Yoav Goldberg, Bar Ilan University
Capturing Dependency Syntax with "Deep" Sequential Models
Neural network ("deep learning") models are taking over machine learning approaches for language by storm. In particular, recurrent neural networks (RNNs), which are flexible non-markovian models of sequential data, were shown to be effective for a variety of language processing tasks. Somewhat surprisingly, these seemingly purely sequential models are very capable at modeling syntactic phenomena, and using them result in very strong dependency parsers, for a variety of languages.
In this talk, I will briefly describe recurrent-networks, and present empirical evidence for their capabilities of learning the subject-verb agreement relation in naturally occuring text, from relatively indirect supervision. This part is based on my joint work with Tal Linzen and Emmanuel Dupoux. I will then describe bi-directional recurrent networks---a simple extension of recurrent networks---and show how they can be used as the basis of state-of-the-art dependency parsers.

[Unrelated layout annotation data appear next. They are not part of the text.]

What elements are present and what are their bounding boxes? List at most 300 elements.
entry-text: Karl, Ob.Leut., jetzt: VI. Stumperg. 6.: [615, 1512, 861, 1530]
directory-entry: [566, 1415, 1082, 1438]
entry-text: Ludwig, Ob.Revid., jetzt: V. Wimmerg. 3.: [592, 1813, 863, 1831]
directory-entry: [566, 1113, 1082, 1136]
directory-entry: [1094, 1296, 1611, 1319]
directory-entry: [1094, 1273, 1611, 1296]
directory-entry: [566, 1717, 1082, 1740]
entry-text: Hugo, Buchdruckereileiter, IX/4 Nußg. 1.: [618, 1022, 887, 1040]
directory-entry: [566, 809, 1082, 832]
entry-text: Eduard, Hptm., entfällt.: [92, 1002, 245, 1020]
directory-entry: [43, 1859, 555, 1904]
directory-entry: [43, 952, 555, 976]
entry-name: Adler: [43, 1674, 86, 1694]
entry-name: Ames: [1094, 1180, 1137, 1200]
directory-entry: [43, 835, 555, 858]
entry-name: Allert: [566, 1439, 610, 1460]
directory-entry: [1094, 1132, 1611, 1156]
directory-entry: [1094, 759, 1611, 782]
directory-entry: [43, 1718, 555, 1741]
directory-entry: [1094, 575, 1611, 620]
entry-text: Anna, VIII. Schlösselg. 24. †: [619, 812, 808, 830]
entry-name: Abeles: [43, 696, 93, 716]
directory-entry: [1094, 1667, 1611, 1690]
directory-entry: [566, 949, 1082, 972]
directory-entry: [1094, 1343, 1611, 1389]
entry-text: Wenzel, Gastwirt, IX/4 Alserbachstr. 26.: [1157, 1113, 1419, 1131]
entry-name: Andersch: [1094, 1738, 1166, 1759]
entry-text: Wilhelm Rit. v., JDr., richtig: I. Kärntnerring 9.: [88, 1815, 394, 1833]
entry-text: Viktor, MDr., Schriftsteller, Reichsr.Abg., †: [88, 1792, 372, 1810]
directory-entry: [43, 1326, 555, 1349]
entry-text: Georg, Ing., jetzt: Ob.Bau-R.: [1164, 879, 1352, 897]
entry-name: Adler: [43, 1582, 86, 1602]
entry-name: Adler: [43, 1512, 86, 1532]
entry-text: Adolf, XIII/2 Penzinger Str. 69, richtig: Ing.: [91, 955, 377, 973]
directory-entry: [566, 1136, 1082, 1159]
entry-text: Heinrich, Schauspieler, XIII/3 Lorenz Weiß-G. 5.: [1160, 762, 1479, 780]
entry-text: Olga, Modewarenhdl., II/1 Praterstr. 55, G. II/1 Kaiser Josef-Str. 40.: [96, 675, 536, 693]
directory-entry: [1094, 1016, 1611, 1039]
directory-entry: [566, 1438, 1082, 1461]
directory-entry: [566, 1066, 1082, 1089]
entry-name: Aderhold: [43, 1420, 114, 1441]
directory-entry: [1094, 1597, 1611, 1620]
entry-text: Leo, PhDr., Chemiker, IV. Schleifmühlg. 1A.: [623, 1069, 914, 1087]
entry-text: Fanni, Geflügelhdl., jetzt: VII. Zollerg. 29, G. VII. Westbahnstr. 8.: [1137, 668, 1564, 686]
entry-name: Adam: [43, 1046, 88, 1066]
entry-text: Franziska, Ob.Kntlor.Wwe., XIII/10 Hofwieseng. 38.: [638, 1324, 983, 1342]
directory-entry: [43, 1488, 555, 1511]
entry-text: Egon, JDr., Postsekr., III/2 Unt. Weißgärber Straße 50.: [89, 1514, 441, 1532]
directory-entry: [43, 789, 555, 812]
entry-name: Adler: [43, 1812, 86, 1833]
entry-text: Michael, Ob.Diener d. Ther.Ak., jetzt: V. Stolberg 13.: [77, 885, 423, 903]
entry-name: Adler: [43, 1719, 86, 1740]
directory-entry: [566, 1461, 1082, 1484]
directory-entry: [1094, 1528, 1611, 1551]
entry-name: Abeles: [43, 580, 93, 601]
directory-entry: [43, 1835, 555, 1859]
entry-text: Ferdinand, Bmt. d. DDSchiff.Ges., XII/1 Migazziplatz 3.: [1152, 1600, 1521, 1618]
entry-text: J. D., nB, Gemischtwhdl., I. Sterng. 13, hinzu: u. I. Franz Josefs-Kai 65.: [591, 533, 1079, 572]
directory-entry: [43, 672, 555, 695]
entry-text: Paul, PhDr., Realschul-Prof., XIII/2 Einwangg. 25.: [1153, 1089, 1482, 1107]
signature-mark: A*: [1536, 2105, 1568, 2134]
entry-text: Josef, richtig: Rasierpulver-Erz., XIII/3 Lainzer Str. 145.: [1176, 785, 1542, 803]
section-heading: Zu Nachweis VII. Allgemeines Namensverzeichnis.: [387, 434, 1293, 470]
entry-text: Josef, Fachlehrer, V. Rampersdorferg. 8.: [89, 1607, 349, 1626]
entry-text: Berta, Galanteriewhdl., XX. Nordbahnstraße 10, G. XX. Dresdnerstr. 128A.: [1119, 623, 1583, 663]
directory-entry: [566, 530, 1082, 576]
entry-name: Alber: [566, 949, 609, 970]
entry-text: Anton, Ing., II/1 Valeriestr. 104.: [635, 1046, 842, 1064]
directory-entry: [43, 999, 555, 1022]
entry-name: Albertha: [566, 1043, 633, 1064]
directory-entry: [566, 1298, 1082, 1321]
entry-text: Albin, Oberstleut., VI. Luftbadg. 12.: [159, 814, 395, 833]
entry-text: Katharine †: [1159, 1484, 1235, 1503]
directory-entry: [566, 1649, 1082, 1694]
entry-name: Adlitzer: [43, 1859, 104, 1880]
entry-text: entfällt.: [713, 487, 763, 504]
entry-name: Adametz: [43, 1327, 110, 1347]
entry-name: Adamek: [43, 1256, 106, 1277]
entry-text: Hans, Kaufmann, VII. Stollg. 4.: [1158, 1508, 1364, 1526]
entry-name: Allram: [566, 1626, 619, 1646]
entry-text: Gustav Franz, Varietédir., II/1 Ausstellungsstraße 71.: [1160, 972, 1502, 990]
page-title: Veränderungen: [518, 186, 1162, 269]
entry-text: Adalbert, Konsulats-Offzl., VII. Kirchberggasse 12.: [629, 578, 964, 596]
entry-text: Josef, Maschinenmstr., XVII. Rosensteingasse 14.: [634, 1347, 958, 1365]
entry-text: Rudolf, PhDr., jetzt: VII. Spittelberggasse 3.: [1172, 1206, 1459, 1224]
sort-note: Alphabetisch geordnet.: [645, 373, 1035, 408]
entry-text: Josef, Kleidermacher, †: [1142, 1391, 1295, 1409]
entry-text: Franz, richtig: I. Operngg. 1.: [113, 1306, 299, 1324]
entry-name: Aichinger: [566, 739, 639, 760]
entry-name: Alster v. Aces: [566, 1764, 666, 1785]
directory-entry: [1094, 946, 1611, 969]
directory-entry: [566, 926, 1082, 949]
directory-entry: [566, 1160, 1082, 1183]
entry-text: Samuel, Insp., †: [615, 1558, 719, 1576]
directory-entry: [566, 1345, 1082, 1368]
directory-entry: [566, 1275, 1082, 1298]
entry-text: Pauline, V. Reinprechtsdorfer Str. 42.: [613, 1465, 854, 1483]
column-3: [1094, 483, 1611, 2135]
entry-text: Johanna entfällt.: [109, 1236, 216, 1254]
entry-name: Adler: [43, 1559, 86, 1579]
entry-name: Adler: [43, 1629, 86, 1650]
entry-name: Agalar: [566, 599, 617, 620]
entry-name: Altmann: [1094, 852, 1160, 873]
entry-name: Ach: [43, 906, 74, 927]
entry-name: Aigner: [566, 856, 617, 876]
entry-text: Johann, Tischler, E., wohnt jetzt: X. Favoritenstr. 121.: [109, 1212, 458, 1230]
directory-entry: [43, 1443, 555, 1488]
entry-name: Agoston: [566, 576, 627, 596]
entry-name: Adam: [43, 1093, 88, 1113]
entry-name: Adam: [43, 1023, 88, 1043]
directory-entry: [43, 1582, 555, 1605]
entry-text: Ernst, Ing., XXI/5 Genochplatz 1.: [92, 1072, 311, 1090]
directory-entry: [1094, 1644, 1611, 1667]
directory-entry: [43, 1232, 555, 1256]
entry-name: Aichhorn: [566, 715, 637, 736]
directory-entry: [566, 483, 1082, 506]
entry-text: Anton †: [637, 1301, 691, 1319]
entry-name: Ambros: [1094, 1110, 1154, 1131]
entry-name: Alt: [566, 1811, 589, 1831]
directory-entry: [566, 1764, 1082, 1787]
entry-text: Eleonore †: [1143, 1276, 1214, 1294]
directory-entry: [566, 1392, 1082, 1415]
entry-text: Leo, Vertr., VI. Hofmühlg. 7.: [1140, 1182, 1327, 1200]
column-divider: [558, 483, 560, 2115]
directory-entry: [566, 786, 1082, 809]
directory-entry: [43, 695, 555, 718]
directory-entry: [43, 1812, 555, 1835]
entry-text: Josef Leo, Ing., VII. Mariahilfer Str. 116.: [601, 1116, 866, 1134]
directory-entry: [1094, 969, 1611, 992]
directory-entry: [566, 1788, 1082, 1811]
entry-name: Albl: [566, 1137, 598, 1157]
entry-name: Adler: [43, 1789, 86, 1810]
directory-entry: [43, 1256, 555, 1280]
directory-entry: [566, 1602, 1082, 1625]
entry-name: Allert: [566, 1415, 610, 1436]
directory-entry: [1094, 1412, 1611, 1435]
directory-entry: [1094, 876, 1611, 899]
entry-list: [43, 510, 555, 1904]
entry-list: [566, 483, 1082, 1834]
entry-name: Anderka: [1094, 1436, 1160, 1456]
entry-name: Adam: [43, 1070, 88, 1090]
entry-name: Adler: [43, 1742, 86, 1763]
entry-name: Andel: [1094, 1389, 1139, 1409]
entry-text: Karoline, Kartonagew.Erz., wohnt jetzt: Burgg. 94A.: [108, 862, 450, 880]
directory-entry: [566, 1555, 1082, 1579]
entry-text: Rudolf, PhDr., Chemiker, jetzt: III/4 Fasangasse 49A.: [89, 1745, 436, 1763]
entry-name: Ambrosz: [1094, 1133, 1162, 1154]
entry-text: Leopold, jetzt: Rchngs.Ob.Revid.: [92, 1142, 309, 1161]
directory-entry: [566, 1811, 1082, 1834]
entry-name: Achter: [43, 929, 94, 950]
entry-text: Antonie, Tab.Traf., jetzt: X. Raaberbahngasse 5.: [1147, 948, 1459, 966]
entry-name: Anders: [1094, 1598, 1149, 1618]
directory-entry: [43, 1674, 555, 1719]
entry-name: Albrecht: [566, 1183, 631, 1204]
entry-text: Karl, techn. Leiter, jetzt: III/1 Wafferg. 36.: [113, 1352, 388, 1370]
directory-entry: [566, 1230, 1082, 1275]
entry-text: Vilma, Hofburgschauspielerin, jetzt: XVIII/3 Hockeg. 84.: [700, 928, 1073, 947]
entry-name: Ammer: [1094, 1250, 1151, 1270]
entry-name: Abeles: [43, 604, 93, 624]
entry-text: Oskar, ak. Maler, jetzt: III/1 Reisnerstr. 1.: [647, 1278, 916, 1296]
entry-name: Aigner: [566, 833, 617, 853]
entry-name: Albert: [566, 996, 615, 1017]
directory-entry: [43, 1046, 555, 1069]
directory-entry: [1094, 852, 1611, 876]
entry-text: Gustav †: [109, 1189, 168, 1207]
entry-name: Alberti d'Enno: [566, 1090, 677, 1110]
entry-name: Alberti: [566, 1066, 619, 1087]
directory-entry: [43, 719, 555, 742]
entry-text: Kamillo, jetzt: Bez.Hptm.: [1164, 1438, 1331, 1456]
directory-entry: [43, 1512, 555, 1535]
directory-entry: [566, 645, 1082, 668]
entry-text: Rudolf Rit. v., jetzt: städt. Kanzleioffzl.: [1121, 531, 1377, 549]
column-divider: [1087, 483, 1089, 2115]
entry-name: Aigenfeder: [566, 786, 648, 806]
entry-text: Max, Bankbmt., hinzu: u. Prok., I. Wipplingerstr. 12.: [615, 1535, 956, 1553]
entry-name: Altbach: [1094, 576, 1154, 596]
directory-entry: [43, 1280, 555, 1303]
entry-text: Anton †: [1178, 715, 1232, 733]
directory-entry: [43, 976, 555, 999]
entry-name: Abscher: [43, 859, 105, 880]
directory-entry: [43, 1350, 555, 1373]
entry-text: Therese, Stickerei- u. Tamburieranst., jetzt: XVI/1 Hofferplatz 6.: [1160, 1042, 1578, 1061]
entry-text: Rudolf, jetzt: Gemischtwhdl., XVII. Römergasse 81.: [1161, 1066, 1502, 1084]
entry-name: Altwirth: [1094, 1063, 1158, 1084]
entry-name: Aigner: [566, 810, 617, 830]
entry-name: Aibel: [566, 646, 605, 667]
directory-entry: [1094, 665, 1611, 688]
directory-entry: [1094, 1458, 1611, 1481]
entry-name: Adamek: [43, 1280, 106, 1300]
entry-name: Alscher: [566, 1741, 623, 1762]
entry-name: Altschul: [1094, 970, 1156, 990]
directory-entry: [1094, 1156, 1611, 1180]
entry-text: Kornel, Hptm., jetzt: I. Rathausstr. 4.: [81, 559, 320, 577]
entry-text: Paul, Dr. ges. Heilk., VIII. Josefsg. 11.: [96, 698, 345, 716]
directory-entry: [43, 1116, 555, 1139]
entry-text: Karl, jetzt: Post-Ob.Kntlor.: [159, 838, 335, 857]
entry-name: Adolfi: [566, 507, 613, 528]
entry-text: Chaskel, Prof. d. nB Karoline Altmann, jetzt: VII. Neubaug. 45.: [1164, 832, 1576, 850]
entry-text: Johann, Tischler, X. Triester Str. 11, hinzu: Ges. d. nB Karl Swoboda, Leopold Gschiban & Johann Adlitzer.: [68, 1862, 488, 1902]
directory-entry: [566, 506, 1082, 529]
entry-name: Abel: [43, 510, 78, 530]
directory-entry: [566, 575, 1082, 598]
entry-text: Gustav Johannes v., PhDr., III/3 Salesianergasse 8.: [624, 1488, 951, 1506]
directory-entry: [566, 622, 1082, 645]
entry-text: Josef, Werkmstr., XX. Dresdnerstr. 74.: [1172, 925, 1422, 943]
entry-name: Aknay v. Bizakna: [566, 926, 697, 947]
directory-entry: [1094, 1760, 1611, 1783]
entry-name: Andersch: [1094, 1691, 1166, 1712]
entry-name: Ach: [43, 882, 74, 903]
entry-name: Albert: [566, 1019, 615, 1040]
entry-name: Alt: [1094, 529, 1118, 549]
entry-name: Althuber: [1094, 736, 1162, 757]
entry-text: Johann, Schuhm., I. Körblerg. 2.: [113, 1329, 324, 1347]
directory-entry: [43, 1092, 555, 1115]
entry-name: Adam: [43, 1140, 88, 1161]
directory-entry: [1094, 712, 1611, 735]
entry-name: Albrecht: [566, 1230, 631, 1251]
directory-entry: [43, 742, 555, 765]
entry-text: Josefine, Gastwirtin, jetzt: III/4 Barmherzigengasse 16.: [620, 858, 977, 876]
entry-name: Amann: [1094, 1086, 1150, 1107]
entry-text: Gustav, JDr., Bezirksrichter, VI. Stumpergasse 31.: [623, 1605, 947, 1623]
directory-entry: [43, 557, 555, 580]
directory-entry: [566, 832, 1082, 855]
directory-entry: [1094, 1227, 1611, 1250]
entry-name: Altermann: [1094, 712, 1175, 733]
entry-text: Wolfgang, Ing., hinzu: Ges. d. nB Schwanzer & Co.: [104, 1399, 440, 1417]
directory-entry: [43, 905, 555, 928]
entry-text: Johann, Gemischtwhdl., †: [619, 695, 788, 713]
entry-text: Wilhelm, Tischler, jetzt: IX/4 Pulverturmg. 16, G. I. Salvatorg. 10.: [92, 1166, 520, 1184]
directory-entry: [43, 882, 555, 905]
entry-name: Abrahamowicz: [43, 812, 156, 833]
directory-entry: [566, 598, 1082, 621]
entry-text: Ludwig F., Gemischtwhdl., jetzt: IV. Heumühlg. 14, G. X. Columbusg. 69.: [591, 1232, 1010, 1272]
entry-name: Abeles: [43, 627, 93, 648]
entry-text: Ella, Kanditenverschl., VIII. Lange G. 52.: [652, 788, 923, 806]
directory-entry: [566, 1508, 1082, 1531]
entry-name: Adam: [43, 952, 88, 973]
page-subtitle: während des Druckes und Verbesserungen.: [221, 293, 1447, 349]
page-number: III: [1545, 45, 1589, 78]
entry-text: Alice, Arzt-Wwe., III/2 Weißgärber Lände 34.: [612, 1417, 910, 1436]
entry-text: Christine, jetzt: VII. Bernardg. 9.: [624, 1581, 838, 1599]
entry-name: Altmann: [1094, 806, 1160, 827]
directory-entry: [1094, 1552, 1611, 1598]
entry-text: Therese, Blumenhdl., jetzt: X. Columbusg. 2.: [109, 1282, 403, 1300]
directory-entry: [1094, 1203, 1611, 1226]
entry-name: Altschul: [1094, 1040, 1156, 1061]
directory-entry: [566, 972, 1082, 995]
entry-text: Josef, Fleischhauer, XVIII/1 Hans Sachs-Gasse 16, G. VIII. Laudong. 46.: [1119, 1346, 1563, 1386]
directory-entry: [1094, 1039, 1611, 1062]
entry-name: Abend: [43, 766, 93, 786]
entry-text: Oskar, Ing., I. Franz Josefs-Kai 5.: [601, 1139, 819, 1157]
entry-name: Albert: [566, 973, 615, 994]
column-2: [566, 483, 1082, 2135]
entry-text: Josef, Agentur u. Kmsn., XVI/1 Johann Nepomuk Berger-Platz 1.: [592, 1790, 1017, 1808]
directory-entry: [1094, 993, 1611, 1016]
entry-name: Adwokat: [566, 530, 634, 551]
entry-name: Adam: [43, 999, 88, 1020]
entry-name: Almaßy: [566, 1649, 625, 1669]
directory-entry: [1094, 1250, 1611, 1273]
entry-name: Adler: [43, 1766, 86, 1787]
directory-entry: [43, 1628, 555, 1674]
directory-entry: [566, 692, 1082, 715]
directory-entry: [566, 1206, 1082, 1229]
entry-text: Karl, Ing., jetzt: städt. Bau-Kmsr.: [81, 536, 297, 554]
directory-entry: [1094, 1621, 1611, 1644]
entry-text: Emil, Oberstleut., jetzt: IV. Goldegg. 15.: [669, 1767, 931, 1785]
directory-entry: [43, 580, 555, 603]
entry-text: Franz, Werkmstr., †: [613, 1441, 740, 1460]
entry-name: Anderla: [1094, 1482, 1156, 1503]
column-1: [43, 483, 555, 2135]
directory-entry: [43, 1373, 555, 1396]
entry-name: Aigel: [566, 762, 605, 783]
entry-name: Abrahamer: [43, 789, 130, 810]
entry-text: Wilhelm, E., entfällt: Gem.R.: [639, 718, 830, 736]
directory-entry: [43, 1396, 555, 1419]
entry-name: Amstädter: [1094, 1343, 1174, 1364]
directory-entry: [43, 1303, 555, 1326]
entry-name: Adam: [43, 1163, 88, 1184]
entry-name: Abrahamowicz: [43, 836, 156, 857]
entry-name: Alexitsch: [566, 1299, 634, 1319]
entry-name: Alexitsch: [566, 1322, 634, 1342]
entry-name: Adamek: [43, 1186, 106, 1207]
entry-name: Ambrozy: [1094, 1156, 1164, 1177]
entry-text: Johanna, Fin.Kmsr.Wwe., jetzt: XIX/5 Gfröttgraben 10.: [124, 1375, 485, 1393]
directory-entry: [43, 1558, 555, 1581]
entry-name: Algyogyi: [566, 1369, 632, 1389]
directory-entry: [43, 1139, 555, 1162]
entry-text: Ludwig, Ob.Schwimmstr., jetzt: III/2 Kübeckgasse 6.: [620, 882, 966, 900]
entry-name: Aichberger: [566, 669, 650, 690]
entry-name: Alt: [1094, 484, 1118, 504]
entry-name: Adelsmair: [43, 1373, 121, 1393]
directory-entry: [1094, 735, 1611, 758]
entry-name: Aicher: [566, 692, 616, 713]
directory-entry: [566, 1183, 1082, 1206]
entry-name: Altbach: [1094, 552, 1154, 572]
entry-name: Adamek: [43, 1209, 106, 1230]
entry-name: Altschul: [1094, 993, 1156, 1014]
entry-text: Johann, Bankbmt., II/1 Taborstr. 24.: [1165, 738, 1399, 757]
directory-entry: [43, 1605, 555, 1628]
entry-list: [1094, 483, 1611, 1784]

This is based on my work with Eliyahu Kipperwasser, but will also touch on work by other researchers in that space.
Eva Hajičová, Charles University in Prague
Syntax - Semantics Interface: A plea for a deep dependency sentence structure
In collaboration with Václava Kettnerová, Veronika Kolářová, Markéta Lopatková, Jarmila Panevová, and Dan Zeman (and with technical support of Jiří Mírovský)
The aim of the contribution is to bring arguments for a description for natur al language that (i) includes a representation (i) of a deep (underlying) sentence structure and (ii) is based on the relation of dependency. Our argumentation rests on linguistic considerations and stems from the Praguian linguistic background, both with respect to the Praguian structuralist tradition as well as to the formal framework of Functional Generative Description and to the experience with building the Prague Dependency Treebank. The arguments, of course, are not novel but we will try to gather and report on our experience when working with deep syntactic dependency relations in the description of language; the basic material will be Czech but multilingual comparative aspects will be taken into account as well.
Speaking about a “deep” sentence structure, a natural question to ask is how “deep” this linguistic structure is to be. Relevant in this respect is the differentiation between ontological content and linguistic meaning. Two relations will be discussed in some detail and illustrated on examples from Czech and English, namely the relation of synonymy and that of ambiguity (homonymy). The relation of synonymy will be specified as an identity of meaning with respect to truth conditions and it will be demonstrated how this criterion may help to test sentences and constructions for synonymy. The relation of ambiguity will be exemplified by two specific groups of examples, one concerning surface deletions and the necessity to reconstruct them in the deep structure, and the other group involving the notion of deep order of sentence elements with examples related to the phenomenon of information structure.
The necessity to distinguish surface and deep structure has led to several proposals of a multilevel description of language, both in the domain of theoretical linguistics and in the domain of annotation schemes of language corpora, such as LFG or CCG. We will describe in a nutshell the Prague Dependency Treebank, focusing on the deep (so-called tectogrammatical) level of annotation.
After some observations on the history of the dependency-based syntactic relations, attention will be focused on two basic topics, namely the issue of headedness and the notion of valency. We will outline an approach to the distinction between arguments and adjuncts and their semantic optionality/obligatoriness based on two operational criteria and we will demonstrate on the example of several Czech valency dictionaries how a dependency-based description brings together grammar and lexicon.
Among the many challenges that still await a deeper analysis, two will be briefly characterized, namely the phenomenon of projectivity and the representation of coordination.
To summarize, we argue that both attributes of our approach, namely “deep” and “dependency-based” are important for a theoretical description of language if this description is supposed to help to reflect the relation between form and meaning, that is, when it is supposed to serve as a basis for language understanding. Despite undisputable recent progress in NLP which relies more on computational methods than linguistic representations or features, we believe that for true understanding, having an adequate theory is worth the effort.
This work has been supported by the LINDAT/CLARIN project of the Ministry of Education, Youth and Sports of the Czech Republic (project LM2015071) and by the project GA17-07313S of the Grant Agency of the Czech Republic.